A good case study to consider that demonstrates the importance of a board requiring strong internal cyber controls is the collapse of the FTX Group in November and December of 2022. This case has made headlines due to the massive amount of money at risk and the fact that regulation of the crypto currency world remains at its infancy. But a functioning board is responsible for oversight regardless of the external standards, and basic controls are important in every organization. 

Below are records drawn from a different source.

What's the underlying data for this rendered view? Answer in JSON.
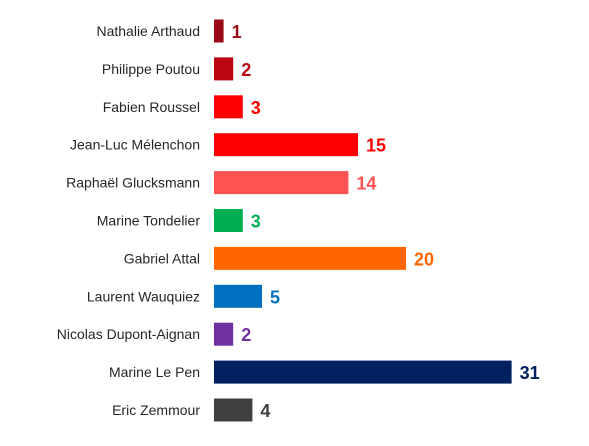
{
  "chart_data": {
    "type": "bar",
    "orientation": "horizontal",
    "title": "",
    "xlabel": "",
    "ylabel": "",
    "xlim": [
      0,
      31
    ],
    "grid": false,
    "legend": "none",
    "categories": [
      "Nathalie Arthaud",
      "Philippe Poutou",
      "Fabien Roussel",
      "Jean-Luc Mélenchon",
      "Raphaël Glucksmann",
      "Marine Tondelier",
      "Gabriel Attal",
      "Laurent Wauquiez",
      "Nicolas Dupont-Aignan",
      "Marine Le Pen",
      "Eric Zemmour"
    ],
    "values": [
      1,
      2,
      3,
      15,
      14,
      3,
      20,
      5,
      2,
      31,
      4
    ],
    "colors": [
      "#9b0b17",
      "#bb0612",
      "#ff0000",
      "#ff0000",
      "#ff5353",
      "#00b050",
      "#ff6600",
      "#0070c0",
      "#7030a0",
      "#002060",
      "#404040"
    ]
  }
}
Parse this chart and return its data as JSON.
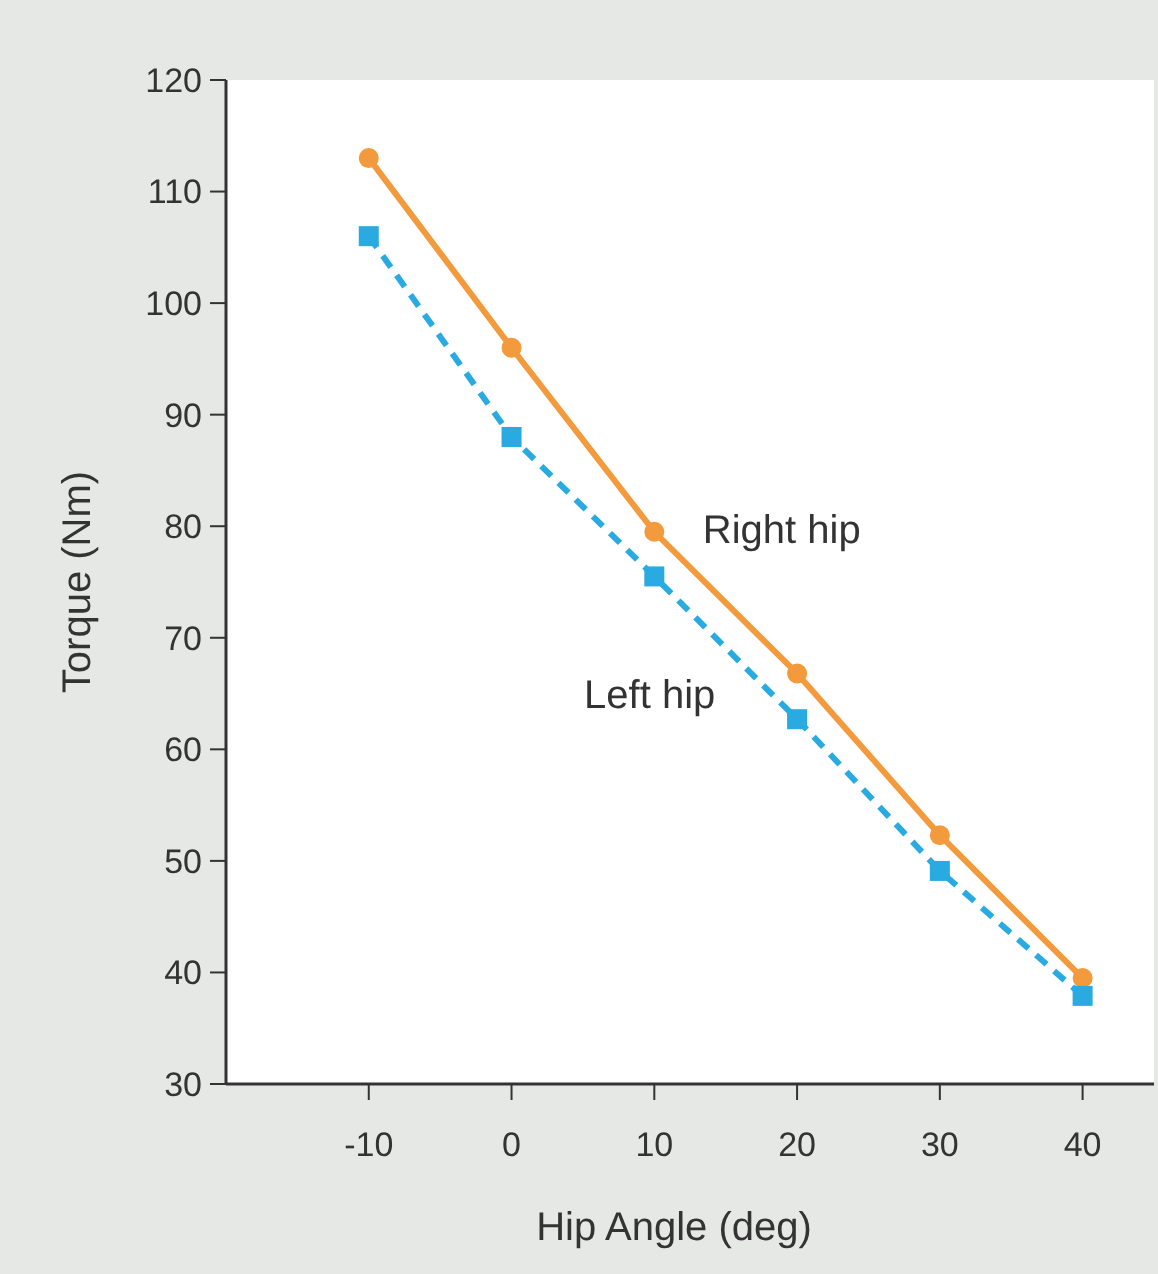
{
  "chart_data": {
    "type": "line",
    "xlabel": "Hip Angle (deg)",
    "ylabel": "Torque (Nm)",
    "x": [
      -10,
      0,
      10,
      20,
      30,
      40
    ],
    "xlim": [
      -20,
      45
    ],
    "xticks": [
      -10,
      0,
      10,
      20,
      30,
      40
    ],
    "ylim": [
      30,
      120
    ],
    "yticks": [
      30,
      40,
      50,
      60,
      70,
      80,
      90,
      100,
      110,
      120
    ],
    "grid": false,
    "series": [
      {
        "name": "Right hip",
        "color": "#f39a3c",
        "marker": "circle",
        "line_style": "solid",
        "values": [
          113,
          96,
          79.5,
          66.8,
          52.3,
          39.5
        ]
      },
      {
        "name": "Left hip",
        "color": "#29abe2",
        "marker": "square",
        "line_style": "dashed",
        "values": [
          106,
          88,
          75.5,
          62.7,
          49.1,
          37.9
        ]
      }
    ]
  }
}
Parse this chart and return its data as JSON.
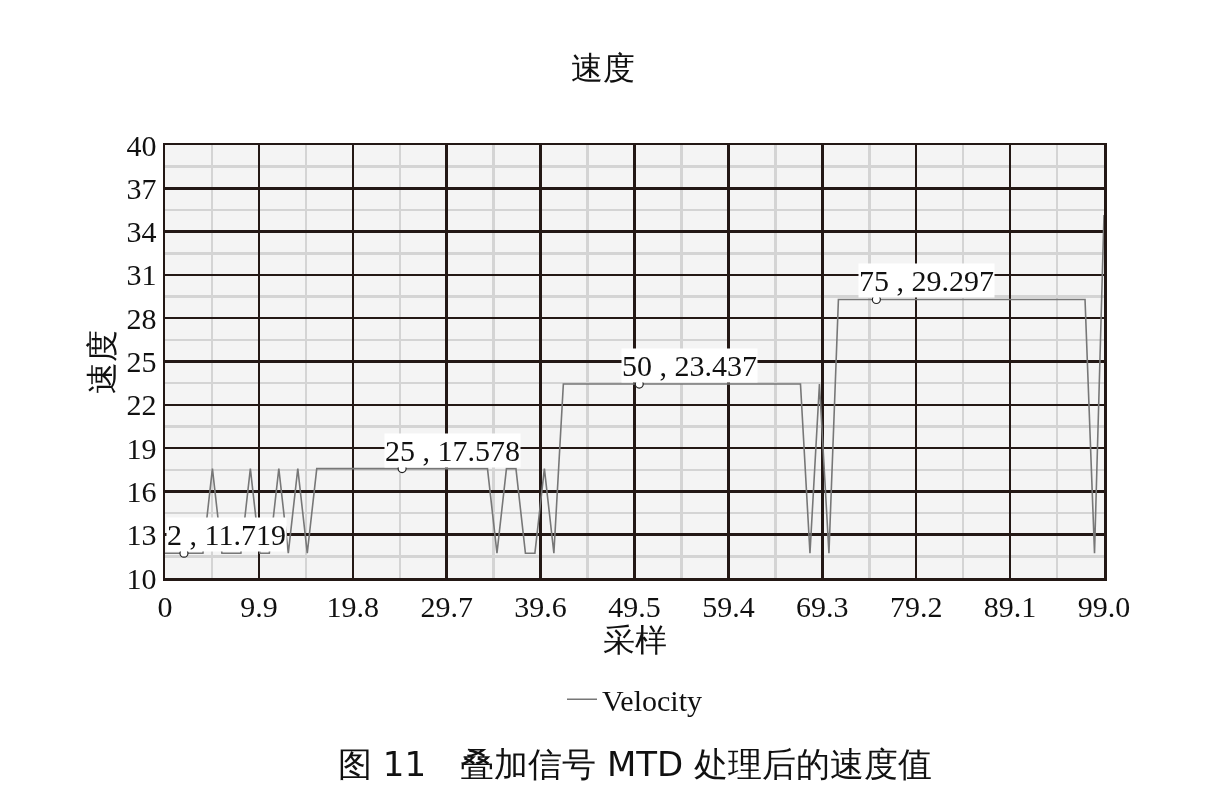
{
  "chart_data": {
    "type": "line",
    "title": "速度",
    "xlabel": "采样",
    "ylabel": "速度",
    "x": [
      0,
      1,
      2,
      3,
      4,
      5,
      6,
      7,
      8,
      9,
      10,
      11,
      12,
      13,
      14,
      15,
      16,
      17,
      18,
      19,
      20,
      21,
      22,
      23,
      24,
      25,
      26,
      27,
      28,
      29,
      30,
      31,
      32,
      33,
      34,
      35,
      36,
      37,
      38,
      39,
      40,
      41,
      42,
      43,
      44,
      45,
      46,
      47,
      48,
      49,
      50,
      51,
      52,
      53,
      54,
      55,
      56,
      57,
      58,
      59,
      60,
      61,
      62,
      63,
      64,
      65,
      66,
      67,
      68,
      69,
      70,
      71,
      72,
      73,
      74,
      75,
      76,
      77,
      78,
      79,
      80,
      81,
      82,
      83,
      84,
      85,
      86,
      87,
      88,
      89,
      90,
      91,
      92,
      93,
      94,
      95,
      96,
      97,
      98,
      99
    ],
    "series": [
      {
        "name": "Velocity",
        "color": "#777777",
        "values": [
          11.719,
          11.719,
          11.719,
          11.719,
          11.719,
          17.578,
          11.719,
          11.719,
          11.719,
          17.578,
          11.719,
          11.719,
          17.578,
          11.719,
          17.578,
          11.719,
          17.578,
          17.578,
          17.578,
          17.578,
          17.578,
          17.578,
          17.578,
          17.578,
          17.578,
          17.578,
          17.578,
          17.578,
          17.578,
          17.578,
          17.578,
          17.578,
          17.578,
          17.578,
          17.578,
          11.719,
          17.578,
          17.578,
          11.719,
          11.719,
          17.578,
          11.719,
          23.437,
          23.437,
          23.437,
          23.437,
          23.437,
          23.437,
          23.437,
          23.437,
          23.437,
          23.437,
          23.437,
          23.437,
          23.437,
          23.437,
          23.437,
          23.437,
          23.437,
          23.437,
          23.437,
          23.437,
          23.437,
          23.437,
          23.437,
          23.437,
          23.437,
          23.437,
          11.719,
          23.437,
          11.719,
          29.297,
          29.297,
          29.297,
          29.297,
          29.297,
          29.297,
          29.297,
          29.297,
          29.297,
          29.297,
          29.297,
          29.297,
          29.297,
          29.297,
          29.297,
          29.297,
          29.297,
          29.297,
          29.297,
          29.297,
          29.297,
          29.297,
          29.297,
          29.297,
          29.297,
          29.297,
          29.297,
          11.719,
          35.156
        ]
      }
    ],
    "xlim": [
      0,
      99
    ],
    "xticks": [
      0,
      9.9,
      19.8,
      29.7,
      39.6,
      49.5,
      59.4,
      69.3,
      79.2,
      89.1,
      {
        "value": 99,
        "label": "99.0"
      }
    ],
    "ylim": [
      10,
      40
    ],
    "yticks": [
      10,
      13,
      16,
      19,
      22,
      25,
      28,
      31,
      34,
      37,
      40
    ],
    "grid": true,
    "legend": "bottom",
    "marker": "none",
    "line_style": "solid",
    "annotations": [
      {
        "text": "2 , 11.719",
        "x": 2,
        "y": 11.719
      },
      {
        "text": "25 , 17.578",
        "x": 25,
        "y": 17.578
      },
      {
        "text": "50 , 23.437",
        "x": 50,
        "y": 23.437
      },
      {
        "text": "75 , 29.297",
        "x": 75,
        "y": 29.297
      },
      "图 11　叠加信号 MTD 处理后的速度值"
    ]
  }
}
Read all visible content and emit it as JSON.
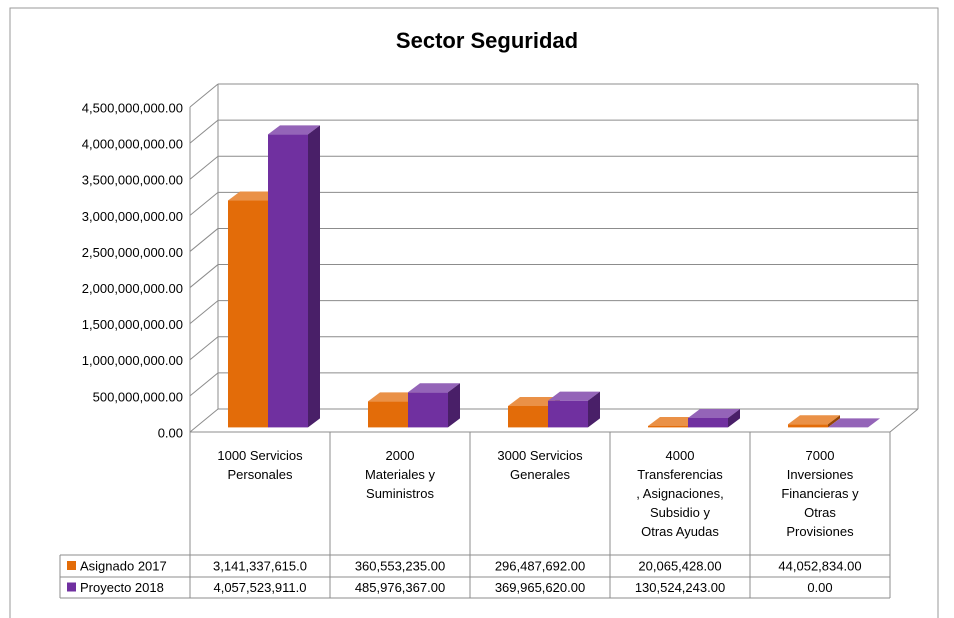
{
  "chart_data": {
    "type": "bar3d",
    "title": "Sector Seguridad",
    "categories": [
      "1000 Servicios\nPersonales",
      "2000\nMateriales y\nSuministros",
      "3000 Servicios\nGenerales",
      "4000\nTransferencias\n, Asignaciones,\nSubsidio y\nOtras Ayudas",
      "7000\nInversiones\nFinancieras y\nOtras\nProvisiones"
    ],
    "series": [
      {
        "name": "Asignado 2017",
        "color": "#e36c09",
        "values": [
          3141337615,
          360553235,
          296487692,
          20065428,
          44052834
        ],
        "value_labels": [
          "3,141,337,615.0",
          "360,553,235.00",
          "296,487,692.00",
          "20,065,428.00",
          "44,052,834.00"
        ]
      },
      {
        "name": "Proyecto 2018",
        "color": "#7030a0",
        "values": [
          4057523911,
          485976367,
          369965620,
          130524243,
          0
        ],
        "value_labels": [
          "4,057,523,911.0",
          "485,976,367.00",
          "369,965,620.00",
          "130,524,243.00",
          "0.00"
        ]
      }
    ],
    "ylim": [
      0,
      4500000000
    ],
    "yticks": [
      {
        "value": 0,
        "label": "0.00"
      },
      {
        "value": 500000000,
        "label": "500,000,000.00"
      },
      {
        "value": 1000000000,
        "label": "1,000,000,000.00"
      },
      {
        "value": 1500000000,
        "label": "1,500,000,000.00"
      },
      {
        "value": 2000000000,
        "label": "2,000,000,000.00"
      },
      {
        "value": 2500000000,
        "label": "2,500,000,000.00"
      },
      {
        "value": 3000000000,
        "label": "3,000,000,000.00"
      },
      {
        "value": 3500000000,
        "label": "3,500,000,000.00"
      },
      {
        "value": 4000000000,
        "label": "4,000,000,000.00"
      },
      {
        "value": 4500000000,
        "label": "4,500,000,000.00"
      }
    ],
    "grid": true
  }
}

While at first glance, if you might wonder why FTX would be listed as a cybercrime case study, you only need to peel back a little bit of the onion to understand why. When John Ray, the new CEO brought in to resolve the open issues for debtors, was called on shortly after he started to give testimony before Congress on what went wrong, his written list of the institutional failings literally started with two security issues. He cited as fundamental failings: 

  • The use of computer infrastructure that gave individuals in senior management access to systems that stored customer assets, without security controls to prevent them from redirecting those assets.   
  • The storing of certain private keys to access hundreds of millions of dollars in crypto assets without effective security controls or encryption. 
Both of these are foundational cyber security controls. If FTX had proper cyber security controls in place, both of these issues would have been in a fundamentally different place

Guidance in Practice

The board cannot wait for the operations teams within the organization to initiate dialogue around cyber security risk. The board must insist on minimum elements of a program. These should include:
 
  • A structured and process of communication between the board and operations teams within the company (covered in Chapter 2) both around ongoing improvements and (importantly) crisis situations. 
  • A defined role for board members in governance of cyber risk (covered in Chapter 3) and structured approaches to relationships with internal stakeholders such as the CISO (covered in Chapter 5) and mandatory forms and times of communication about cyber risk (covered in Chapter 6). 
  • An agreed framework for measuring risk that addresses technical, organizational and operational issues. 
  • A process for evaluating where and how much to prioritize future investment. 
  • Mechanisms for holding the operations teams accountable for continuous improvement (Covered in Chapter 4).